Cycle length: 21 days. |
Drug | Dose and route | Administration | Given on days |
Bortezomib | 1.3 mg/m2 SC or IV* | Given as a single SC[4] injection or as a rapid IV bolus over three to five seconds. | Days 1, 8, and 15[3,5] |
Lenalidomide¶ | 25 mgΔ by mouth | Administer with water. Swallow capsule whole; do not break, open, or chew. | Daily, on days 1 through 14 |
Dexamethasone | 40 mgΔ by mouth | Take with food (after meals or with food or milk) in the morning. | Days 1, 8, and 15[3] |
Pretreatment considerations: |
Emesis risk | - MINIMAL TO LOW.
- Refer to UpToDate topic on "Prevention and treatment of chemotherapy-induced nausea and vomiting in adults".
|
Prophylaxis for infusion reactions | - Routine premedication is not indicated. If a hypersensitivity reaction (not including local reactions) occurs with bortezomib or lenalidomide, then neither drug should be readministered.
|
Antithrombotic prophylaxis | - Routine antithrombotic prophylaxis is warranted. Thromboembolism was reported in 2 to 6% of patients in clinical trials receiving VRd despite antithrombotic prophylaxis.[1,2] The risk of thromboembolism was over 10% with another lenalidomide and high-dose dexamethasone (RD) regimen.[6]
- Refer to UpToDate topic on "Thrombotic complications following treatment of multiple myeloma with immunomodulatory drugs (thalidomide, lenalidomide, and pomalidomide)".
|
Infection prophylaxis | - Bortezomib therapy may be associated with an increased risk of herpes zoster and infections not related to neutropenia. Antiviral prophylaxis (eg, acyclovir 400 mg orally twice a day) should be administered to all patients receiving VRd. Some clinicians also administer prophylactic trimethoprim-sulfamethoxazole (eg, one double-strength tablet once daily on Mondays, Wednesdays, and Fridays) during treatment.[1,2] Primary prophylaxis with G-CSF is not indicated.
|
Vesicant/irritant properties | - Bortezomib is an irritant.
- Refer to UpToDate topic on "Extravasation injury from chemotherapy and other non-antineoplastic vesicants".
|
Dose adjustment for baseline liver or renal dysfunction | - Bortezomib: No dosage adjustment for bortezomib secondary to renal insufficiency is necessary.[7] For patients undergoing hemodialysis, bortezomib should be administered after dialysis. Patients with moderate or severe hepatic impairment (serum bilirubin level >1.5 times the ULN) should be started on bortezomib at a reduced dose of 0.7 mg/m2 per injection during the first cycle, with further dose modifications based upon patient tolerance. Refer to UpToDate topic on "Chemotherapy hepatotoxicity and dose modification in patients with liver disease: Conventional cytotoxic agents" and "Chemotherapy hepatotoxicity and dose modification in patients with liver disease: Molecularly targeted agents".

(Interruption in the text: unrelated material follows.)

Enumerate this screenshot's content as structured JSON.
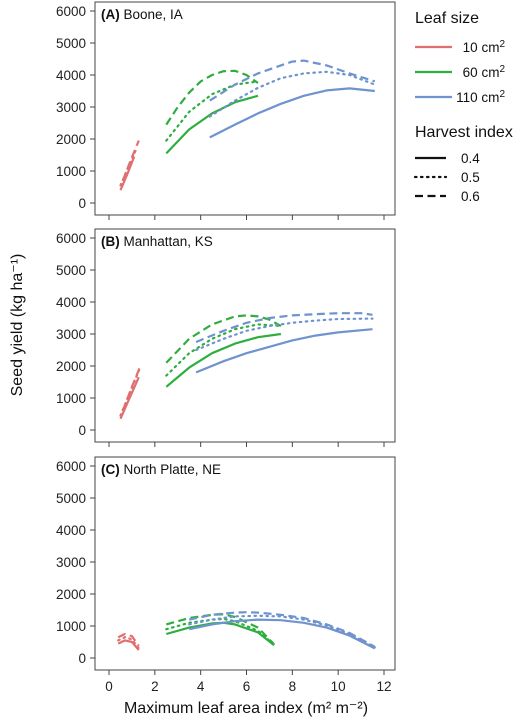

- Lenalidomide: Patients with renal insufficiency experience more neutropenia with lenalidomide.[8] Dose adjustment is recommended for patients with CrCl <60 mL/min.[9] At this time, studies have not been conducted in patients with hepatic impairment.
- Refer to UpToDate topics on "Chemotherapy hepatotoxicity and dose modification in patients with liver disease: Conventional cytotoxic agents" and "Chemotherapy hepatotoxicity and dose modification in patients with liver disease: Molecularly targeted agents" and "Chemotherapy nephrotoxicity and dose modification in patients with renal insufficiency: Conventional cytotoxic agents".
|
Monitoring parameters: |
- Assess CBC with differential, electrolytes, renal function, and liver function prior to starting each cycle. A CBC should also be performed prior to the day 8 and 15 doses of bortezomib during induction therapy.
|
- Weekly assessment for peripheral neuropathy and/or neuropathic pain.
|
- Monitor for hypotension during bortezomib therapy; adjustment of antihypertensives and/or administration of IV hydration may be needed.
|
Suggested dose modifications for toxicity: |
Myelotoxicity | - A cycle of VRd should not be started unless the ANC is ≥1000/microL and the platelet count is ≥70,000/microL.[1,2,7] If platelets are <50,000/microL or the ANC is <1000/microL on day 15, hold day 15 bortezomib dose. If several doses are held, reduce bortezomib dose by one level (from 1.5 mg/m2 to 1.3 mg/m2 or from 1.3 mg/m2 to 1 mg/m2 or from 1 mg/m2 to 0.7 mg/m2) and decrease the daily dose of lenalidomide by 5 mg. Growth factor support can be given on day 8 of the second and subsequent cycles for ANC <500/m2 lasting >7 days or for an episode of febrile neutropenia.[1,2]
|
Neuropathy | - Bortezomib dose should be reduced in patients who develop symptomatic peripheral neuropathy.[7] Rates of neuropathy appear to be lower with subcutaneous administration of bortezomib.[4]
|
Thrombotic microangiopathy | - Rarely, bortezomib has been associated with TMA, which can present with Coombs-negative hemolysis, thrombocytopenia, renal failure, and/or neurologic findings.[7] If TMA is suspected, stop bortezomib and evaluate.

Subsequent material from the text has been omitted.